Apocalíptico não, não é meu personagem e não serve para nada. O apocalipse é uma retórica do medo que só paralisa ou te convida a escapar da realidade. Eu acredito nas micropolíticas de resistência e na ficção como instrumento de luta. Penso que deveríamos entender a ascensão atual da extrema-direita como uma reação ao trabalho de crítica da razão colonial, patriarcal e das taxonomias normativas de raça, sexo e sexualidade que vimos fazendo desde o final da Segunda Guerra Mundial. Embarcamos numa revolução na qual corpos diferentes (considerados como femininos, não brancos, doentes, deficientes, homossexuais, transexuais etc.) lutavam por serem reconhecidos como humanos. A onda de movimentos de extrema-direita é uma contrarrevolução. É uma batalha importantíssima. Trata-se de uma luta não pelos meios de produção, como foi a luta do liberalismo-socialismo no século XX, mas pelos meios de reprodução da vida. É a luta definitiva, pois nela está em jogo a sobrevivência da vida sobre o planeta Terra.

Em algumas ocasiões, você fala de Orlando, de Virginia Woolf, como se falasse de si mesmo. O que acontece com a história de uma vida quando é possível modificar o sexo do personagem principal?

Tudo muda. A epistemologia do binarismo sexo-gênero divide a realidade social em masculino ou feminino. Isso é tão determinante em nossa sociedade que mudar de sexo supõe mudar de mundo. Seria algo assim como passar de cristão a judeu no meio do século X. Vivemos em um mundo absurdo, onde o gênero determina as possibilidades de vida; os termos da normalidade, da patologia e a inscrição do corpo em diferentes instituições.

O cruzamento de fronteiras é constante em suas crônicas como metáforas de sua vida e tapas da realidade. Como você consegue fazer um paralelo entre pessoas trans e migrantes?

Quando comecei a ter uma aparência masculina e ainda tinha um passaporte com identidade feminina, cruzar uma fronteira se converteu em um verdadeiro desafio. Aí me dei conta da precariedade de nosso estatuto de cidadania. Nossos passaportes são tecnologias de política-ficção, próteses institucionais que nos permitem ser aceitos como parte de uma comunidade social. Nunca somos exatamente o que o passaporte diz que somos. Pelo contrário, retroativamente ele produz nossa identidade de cidadãos. O problema é que alguns passaportes têm grande validade, outros são desautorizados e há corpos que foram privados de direito ao passaporte e à cidadania, como o migrante, a pessoa trans,as pessoas encarceradas, os assim chamados doentes mentais, as pessoas consideradas deficientes etc.

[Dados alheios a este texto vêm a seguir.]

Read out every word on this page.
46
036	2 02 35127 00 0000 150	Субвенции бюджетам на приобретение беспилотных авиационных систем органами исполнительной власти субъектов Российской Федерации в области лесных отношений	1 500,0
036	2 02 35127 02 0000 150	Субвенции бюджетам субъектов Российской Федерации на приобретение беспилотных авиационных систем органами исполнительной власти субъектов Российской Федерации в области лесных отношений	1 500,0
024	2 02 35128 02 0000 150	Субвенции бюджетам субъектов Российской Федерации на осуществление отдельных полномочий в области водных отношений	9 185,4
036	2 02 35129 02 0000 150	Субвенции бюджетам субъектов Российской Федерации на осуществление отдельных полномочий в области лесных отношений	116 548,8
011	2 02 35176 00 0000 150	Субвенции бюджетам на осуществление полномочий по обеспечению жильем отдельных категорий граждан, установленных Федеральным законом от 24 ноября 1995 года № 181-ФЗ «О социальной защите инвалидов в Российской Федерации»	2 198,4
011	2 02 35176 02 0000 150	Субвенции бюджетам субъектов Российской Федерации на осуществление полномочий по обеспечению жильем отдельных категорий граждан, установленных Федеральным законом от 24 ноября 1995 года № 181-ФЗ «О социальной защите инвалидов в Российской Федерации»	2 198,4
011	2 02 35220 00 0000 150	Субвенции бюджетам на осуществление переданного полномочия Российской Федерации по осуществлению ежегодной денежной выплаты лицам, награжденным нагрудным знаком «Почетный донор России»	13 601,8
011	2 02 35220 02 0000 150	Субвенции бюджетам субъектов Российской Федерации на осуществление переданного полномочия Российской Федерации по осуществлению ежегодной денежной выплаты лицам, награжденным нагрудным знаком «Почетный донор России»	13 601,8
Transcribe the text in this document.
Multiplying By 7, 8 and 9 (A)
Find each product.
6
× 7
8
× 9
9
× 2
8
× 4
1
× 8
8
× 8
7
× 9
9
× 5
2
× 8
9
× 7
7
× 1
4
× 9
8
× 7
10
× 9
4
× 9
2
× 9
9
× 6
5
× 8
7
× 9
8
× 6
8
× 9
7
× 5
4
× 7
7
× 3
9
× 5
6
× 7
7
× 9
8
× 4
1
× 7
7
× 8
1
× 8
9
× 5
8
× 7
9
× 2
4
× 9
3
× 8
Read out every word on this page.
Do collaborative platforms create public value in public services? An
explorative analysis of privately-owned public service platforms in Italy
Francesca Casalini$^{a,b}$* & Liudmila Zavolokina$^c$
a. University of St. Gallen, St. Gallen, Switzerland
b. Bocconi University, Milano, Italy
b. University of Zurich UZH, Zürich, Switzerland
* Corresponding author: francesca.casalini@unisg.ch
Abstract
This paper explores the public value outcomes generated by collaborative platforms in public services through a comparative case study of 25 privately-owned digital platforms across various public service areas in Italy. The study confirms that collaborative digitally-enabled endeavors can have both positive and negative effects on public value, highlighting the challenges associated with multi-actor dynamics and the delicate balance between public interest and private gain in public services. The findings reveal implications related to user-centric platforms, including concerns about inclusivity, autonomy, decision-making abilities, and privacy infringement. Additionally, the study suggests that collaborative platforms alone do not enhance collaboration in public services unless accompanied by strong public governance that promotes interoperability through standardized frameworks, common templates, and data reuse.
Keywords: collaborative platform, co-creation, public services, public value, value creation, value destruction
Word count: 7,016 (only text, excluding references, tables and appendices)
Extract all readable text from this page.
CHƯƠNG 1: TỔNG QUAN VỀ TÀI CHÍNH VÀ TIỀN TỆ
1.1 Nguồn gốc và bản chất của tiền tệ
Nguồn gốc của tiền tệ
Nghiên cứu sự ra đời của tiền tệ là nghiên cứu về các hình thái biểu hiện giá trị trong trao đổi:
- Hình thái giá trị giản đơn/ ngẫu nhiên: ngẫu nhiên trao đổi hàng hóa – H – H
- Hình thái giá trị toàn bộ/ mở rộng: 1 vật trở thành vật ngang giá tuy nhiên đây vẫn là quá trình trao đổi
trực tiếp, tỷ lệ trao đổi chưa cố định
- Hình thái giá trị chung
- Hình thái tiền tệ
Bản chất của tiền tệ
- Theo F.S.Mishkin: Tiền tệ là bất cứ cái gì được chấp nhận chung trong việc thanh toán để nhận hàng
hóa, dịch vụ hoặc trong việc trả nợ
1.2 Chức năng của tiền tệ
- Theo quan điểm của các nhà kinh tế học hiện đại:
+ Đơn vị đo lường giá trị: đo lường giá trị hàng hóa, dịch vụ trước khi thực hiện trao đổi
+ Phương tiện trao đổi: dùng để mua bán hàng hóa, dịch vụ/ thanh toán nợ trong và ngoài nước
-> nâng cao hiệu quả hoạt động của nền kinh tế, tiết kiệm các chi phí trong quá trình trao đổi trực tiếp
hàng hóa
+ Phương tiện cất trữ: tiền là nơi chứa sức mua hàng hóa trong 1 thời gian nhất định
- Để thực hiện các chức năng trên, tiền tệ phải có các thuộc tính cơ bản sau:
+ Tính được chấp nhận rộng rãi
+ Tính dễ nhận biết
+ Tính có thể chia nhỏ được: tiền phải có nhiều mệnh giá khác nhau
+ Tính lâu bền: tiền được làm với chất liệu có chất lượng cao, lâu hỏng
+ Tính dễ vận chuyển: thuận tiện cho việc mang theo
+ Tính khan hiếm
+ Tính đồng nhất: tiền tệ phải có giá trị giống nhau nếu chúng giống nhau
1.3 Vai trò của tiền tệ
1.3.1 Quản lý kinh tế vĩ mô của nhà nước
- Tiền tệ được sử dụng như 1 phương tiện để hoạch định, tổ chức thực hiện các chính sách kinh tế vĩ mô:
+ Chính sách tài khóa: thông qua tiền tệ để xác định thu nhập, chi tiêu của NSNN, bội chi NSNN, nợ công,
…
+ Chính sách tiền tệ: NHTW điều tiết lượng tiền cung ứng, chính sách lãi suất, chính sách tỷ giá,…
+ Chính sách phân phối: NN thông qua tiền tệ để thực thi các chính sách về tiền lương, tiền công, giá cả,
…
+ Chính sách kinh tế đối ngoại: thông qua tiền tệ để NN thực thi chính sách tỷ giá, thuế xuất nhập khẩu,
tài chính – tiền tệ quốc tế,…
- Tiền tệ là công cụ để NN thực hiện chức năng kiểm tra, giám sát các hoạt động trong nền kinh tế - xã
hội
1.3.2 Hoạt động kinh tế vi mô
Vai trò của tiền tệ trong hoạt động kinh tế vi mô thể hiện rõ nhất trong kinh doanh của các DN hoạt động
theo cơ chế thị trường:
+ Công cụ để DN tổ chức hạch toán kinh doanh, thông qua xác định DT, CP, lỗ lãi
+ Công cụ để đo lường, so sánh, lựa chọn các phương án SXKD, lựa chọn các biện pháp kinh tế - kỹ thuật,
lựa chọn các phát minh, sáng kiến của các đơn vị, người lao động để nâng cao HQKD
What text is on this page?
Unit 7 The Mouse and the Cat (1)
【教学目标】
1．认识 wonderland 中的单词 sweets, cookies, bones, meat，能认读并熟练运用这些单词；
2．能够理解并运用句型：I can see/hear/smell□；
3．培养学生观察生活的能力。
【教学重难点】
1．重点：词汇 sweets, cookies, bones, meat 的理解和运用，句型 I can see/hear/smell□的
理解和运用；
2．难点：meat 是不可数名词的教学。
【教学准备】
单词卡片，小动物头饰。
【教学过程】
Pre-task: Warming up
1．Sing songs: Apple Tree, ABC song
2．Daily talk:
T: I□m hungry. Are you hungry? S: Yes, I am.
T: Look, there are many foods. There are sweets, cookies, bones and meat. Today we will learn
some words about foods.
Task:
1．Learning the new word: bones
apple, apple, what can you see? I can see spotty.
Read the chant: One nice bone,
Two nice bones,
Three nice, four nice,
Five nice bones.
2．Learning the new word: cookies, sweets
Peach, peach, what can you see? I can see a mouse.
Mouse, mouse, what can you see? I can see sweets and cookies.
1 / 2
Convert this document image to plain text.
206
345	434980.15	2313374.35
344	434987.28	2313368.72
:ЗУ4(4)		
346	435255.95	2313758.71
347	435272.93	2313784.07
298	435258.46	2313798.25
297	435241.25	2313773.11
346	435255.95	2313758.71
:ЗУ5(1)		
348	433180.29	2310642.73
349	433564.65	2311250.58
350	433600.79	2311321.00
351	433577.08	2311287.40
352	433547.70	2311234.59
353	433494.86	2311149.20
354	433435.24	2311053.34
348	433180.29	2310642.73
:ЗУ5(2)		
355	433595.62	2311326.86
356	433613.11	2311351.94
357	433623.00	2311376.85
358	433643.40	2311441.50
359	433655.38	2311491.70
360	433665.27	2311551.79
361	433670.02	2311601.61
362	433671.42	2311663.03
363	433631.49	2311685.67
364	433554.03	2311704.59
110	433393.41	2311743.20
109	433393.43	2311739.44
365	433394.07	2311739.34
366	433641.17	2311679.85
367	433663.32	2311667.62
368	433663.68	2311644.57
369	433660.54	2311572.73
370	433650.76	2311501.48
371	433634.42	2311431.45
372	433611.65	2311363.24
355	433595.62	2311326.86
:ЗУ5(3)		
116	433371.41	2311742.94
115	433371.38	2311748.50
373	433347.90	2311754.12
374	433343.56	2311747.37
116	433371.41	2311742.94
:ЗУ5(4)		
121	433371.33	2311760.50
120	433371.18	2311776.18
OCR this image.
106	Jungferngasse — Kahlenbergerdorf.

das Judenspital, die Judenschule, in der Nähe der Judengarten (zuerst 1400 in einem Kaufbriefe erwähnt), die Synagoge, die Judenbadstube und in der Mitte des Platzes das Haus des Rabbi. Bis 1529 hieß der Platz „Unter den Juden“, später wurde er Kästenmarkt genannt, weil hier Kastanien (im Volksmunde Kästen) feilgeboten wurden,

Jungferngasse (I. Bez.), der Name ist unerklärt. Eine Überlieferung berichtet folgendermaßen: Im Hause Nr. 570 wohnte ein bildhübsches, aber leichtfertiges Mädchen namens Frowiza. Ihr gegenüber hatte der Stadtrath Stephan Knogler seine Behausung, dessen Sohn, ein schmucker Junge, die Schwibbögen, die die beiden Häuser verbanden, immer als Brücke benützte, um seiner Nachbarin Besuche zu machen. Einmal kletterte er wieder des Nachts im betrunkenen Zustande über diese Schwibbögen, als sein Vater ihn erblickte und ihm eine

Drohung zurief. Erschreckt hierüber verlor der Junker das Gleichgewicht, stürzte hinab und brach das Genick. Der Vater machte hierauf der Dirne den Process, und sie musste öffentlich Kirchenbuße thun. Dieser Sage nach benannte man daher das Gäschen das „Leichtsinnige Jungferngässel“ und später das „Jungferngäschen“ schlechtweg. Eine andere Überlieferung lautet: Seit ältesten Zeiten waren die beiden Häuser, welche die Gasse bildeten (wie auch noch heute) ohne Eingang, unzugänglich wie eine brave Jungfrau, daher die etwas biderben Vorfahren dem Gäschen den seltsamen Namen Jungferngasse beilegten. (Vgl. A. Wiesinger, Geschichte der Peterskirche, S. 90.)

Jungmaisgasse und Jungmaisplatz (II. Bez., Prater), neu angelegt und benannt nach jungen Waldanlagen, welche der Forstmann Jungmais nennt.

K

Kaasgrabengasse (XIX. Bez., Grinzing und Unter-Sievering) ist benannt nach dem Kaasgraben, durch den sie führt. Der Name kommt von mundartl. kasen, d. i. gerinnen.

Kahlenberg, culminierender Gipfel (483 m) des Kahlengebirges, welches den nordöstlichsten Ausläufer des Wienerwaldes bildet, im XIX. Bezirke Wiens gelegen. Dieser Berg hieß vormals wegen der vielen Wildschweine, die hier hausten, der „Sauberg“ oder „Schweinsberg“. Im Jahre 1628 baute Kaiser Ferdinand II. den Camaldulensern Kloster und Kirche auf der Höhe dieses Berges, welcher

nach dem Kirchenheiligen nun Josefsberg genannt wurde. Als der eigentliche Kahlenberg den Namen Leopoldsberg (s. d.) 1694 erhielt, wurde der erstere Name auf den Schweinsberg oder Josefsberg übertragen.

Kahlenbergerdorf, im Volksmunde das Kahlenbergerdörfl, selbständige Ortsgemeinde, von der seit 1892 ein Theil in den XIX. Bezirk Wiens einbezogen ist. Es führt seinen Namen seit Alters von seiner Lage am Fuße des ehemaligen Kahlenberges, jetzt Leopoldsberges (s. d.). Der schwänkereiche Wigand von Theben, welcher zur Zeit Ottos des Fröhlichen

Por isso você não gosta de ser fotografado? Em sua última entrevista coletiva, você pediu para não ser fotografado…

Eu não gosto de fotos porque cresci com uma deformidade congênita de mandíbula e, antes e depois das diferentes operações cirúrgicas pelas quais passei, fizeram centenas delas. Talvez por isso sinto a fotografia, especialmente o retrato, como uma técnica de controle e classificação do corpo.

No prólogo, Virginie Despentes diz que você tem recebido ameaças de morte. Por que não escreveu sobre isso?

Porque para mim não é o mais importante. Não me interessa ocupar a posição da vítima. As ameaças começaram há anos, quando tive a primeira página na internet. Acho que os coletivos nacional-católicos ou de extrema-direita dedicam muito tempo tentando destruir aqueles que não pensamos como eles. Não conheço nenhuma feminista ou nenhum ativista trans que passe seus dias nas páginas de extrema-direita. Minha página era assiduamente visitada pelo pessoal da Opus Dei e decidi fechá-la porque era uma porta aberta ao insulto público.

E essas ameaças não te afetavam?

Claro! São estratégias de tortura e intimidação psicológica pensadas para destruir o adversário.

Em 2015, você sofreu censura quando era chefe de Programas Públicos do Macba [Museu de Arte Contemporânea de Barcelona]. Você esperava por isso?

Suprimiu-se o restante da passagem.